Friday has also questioned whether Simon Amor’s side are well enough equipped physically to deal with bigger team like Fiji, New Zealand and USA.
GB head coach Amor named four 15-a-side specialists in his 12-man squad, including 16-cap Scotland centre Mark Bennett, Scarlets back rower James Davies, Harlequins full-back Ollie Lindsay-Hague and Newcastle flyer Marcus Watson.
Former England Sevens boss Friday told The Rugby Paper: “It’s a strong GB squad – very experienced and balanced – but it’s not a particularly big squad and you have to question whether they have the physicality to compete with the big guys.
“A lot of the other teams are not only powerful, strong and fast, they’re also full of big men with just a smattering of smaller, playmaker types.
“We’ll respect GB if we play them, but we certainly won’t fear them and I still feel they could have got more 15s men involved. Guys like Elliot Daly and George North could have been unbelievable but they didn’t get their act together in time.
“Team GB have missed a golden opportunity and it’s a fallacy to believe some of those Premiership guys couldn’t have made the adjustment. James Davies did it on a 7-10 week conditioning programme and any 15s player could have.”
Meanwhile, Friday turned heads across the Pond by naming NFL superstar Nate Ebner in his squad.
Friday denies Ebner’s inclusion is a publicity stunt aimed at boosting TV ratings and says the 27-year-old New England Patriots’ safety, who represented USA Rugby at U20s level earlier in his career, has earned his Olympics chance on merit.

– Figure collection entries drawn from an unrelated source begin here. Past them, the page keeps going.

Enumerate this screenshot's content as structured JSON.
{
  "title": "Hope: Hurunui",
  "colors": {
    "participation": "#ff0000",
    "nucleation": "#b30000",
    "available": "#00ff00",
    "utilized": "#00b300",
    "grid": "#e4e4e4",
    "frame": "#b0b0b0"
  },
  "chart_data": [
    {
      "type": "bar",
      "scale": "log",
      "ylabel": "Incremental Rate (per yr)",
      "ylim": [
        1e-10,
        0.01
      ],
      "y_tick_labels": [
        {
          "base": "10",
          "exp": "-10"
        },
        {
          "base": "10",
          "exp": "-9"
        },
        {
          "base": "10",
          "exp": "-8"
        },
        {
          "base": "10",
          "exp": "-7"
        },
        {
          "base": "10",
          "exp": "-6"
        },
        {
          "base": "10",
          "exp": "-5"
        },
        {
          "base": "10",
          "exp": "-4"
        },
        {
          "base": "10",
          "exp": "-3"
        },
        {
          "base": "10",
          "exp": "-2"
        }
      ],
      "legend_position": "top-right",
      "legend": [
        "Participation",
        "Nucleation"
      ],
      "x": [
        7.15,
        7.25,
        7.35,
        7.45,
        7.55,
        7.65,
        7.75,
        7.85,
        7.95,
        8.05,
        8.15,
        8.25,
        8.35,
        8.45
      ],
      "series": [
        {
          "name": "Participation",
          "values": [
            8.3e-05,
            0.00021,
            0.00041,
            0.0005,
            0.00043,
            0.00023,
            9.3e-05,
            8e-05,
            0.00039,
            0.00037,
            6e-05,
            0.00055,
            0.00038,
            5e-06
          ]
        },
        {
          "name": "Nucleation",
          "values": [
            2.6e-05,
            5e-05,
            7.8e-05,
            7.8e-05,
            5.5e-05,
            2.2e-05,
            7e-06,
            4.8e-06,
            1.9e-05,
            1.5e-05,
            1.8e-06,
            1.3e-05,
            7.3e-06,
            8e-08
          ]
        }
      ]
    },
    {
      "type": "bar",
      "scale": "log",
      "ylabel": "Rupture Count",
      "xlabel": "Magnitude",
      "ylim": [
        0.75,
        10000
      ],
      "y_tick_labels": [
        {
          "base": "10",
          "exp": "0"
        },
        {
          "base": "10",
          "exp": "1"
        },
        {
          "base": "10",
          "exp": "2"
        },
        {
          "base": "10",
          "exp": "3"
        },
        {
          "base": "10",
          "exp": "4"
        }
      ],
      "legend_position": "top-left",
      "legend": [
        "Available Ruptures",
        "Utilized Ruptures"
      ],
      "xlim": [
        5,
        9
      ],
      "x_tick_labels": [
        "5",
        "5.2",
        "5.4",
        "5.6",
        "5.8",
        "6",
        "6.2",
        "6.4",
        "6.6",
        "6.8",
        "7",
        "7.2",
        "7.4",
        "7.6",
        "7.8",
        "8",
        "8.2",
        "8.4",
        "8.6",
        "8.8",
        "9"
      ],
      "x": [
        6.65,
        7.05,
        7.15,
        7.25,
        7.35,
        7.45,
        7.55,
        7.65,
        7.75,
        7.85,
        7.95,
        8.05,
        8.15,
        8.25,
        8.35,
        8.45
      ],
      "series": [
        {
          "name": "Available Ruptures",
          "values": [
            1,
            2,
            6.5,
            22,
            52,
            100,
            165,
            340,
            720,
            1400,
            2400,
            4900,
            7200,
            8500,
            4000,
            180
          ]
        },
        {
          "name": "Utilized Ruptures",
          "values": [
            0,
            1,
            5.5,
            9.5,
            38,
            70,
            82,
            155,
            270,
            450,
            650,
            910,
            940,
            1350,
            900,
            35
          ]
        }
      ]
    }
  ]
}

He explained: “Nate’s massively impressed me. He’s been with us for five or six months and he’s really integrated himself back into rugby. He’s started to think like a rugby player again. He’s been phenomenal conditioning-wise and in his physicality around the breakdown and defence.
“I didn’t want people to think his inclusion was a PR stunt. That’s not fair on the man, he’s earned his right on merit and, hopefully, you’ll see that in Brazil.”
USA failed to win a single leg of last season’s Sevens World Series but scored decent points in each of the ten events to finish sixth overall
Of his side’s medal chances, Friday declared: “We didn’t quite get there in the World Series but we were contenders throughout and everybody feared us.
“We’re under no illusions, Fiji are the favourites by a mile and with the quality of players they have they should be winning this tournament.
“But if we can deal with the pressure, the conditions and have the big game mentality to come out and perform, we have the pace, power and physicality to beat anybody.”